Although all 12 Republicans on the committee voted for both nominees, the picture was muddled on the Democratic side.

Two Democrats, Sens. Joe Manchin (D-WV) and Catherine Cortez Masto (D-NV), voted for both men, as did Sen. Angus King (I-ME), who caucuses with the Democrats. Cantwell and Sens. Tammy Duckworth (D-IL), Al Franken (D-MN) and Mazie Hirono (D-HI) voted against the nominees, as did Sen. Bernie Sanders (I-VT), who also caucuses with the Democrats.

Sen. Martin Heinrich (D-NM) voted for Zinke but against Perry, while Sen. Debbie Stabenow (D-MI) voted for Perry but was against Zinke. Sen. Ron Wyden (D-OR) did not cast a vote on Zinke and opposed Perry.

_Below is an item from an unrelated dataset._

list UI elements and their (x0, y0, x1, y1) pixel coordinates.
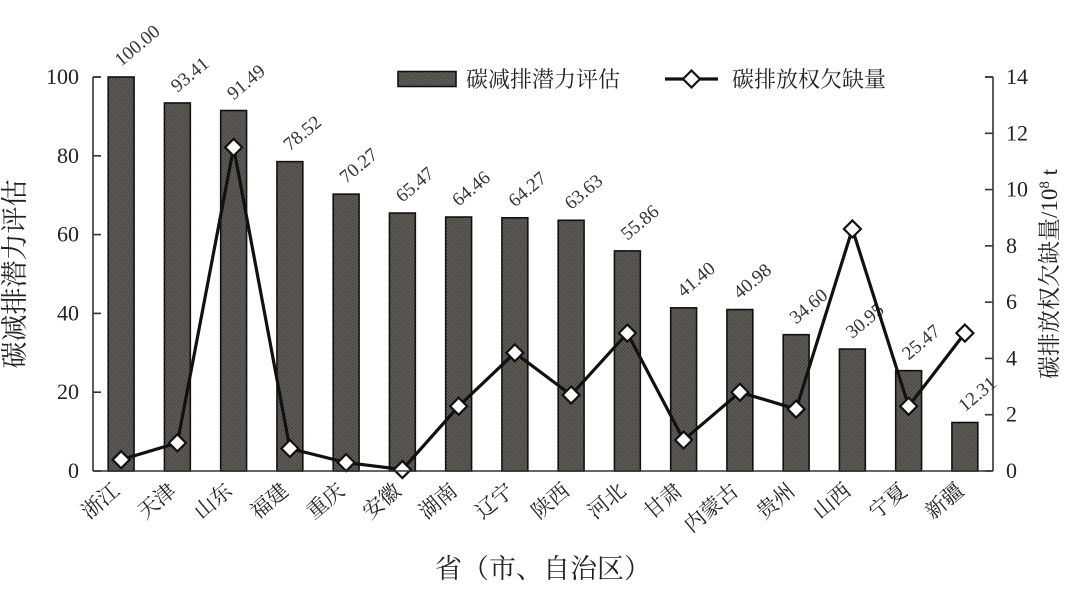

According to reports, Democratic lawmakers on the Senate Finance Committee boycotted votes to advance the nominations of Rep. Tom Price (R-GA) to head the Department of Health and Human Services, and Steve Mnuchin to lead the Department of the Treasury.

“I think it’s fair to say that things on the Hill right now, certainly things in the Senate as we are trying to deal with these confirmations, have been testy,” Murkowski said. She thanked Cantwell “for working with me to make sure that we could have a committee meeting that was smooth and expeditious, [and] without fireworks…

“It’s just another chapter moving forward in some interesting times that will challenge us both.”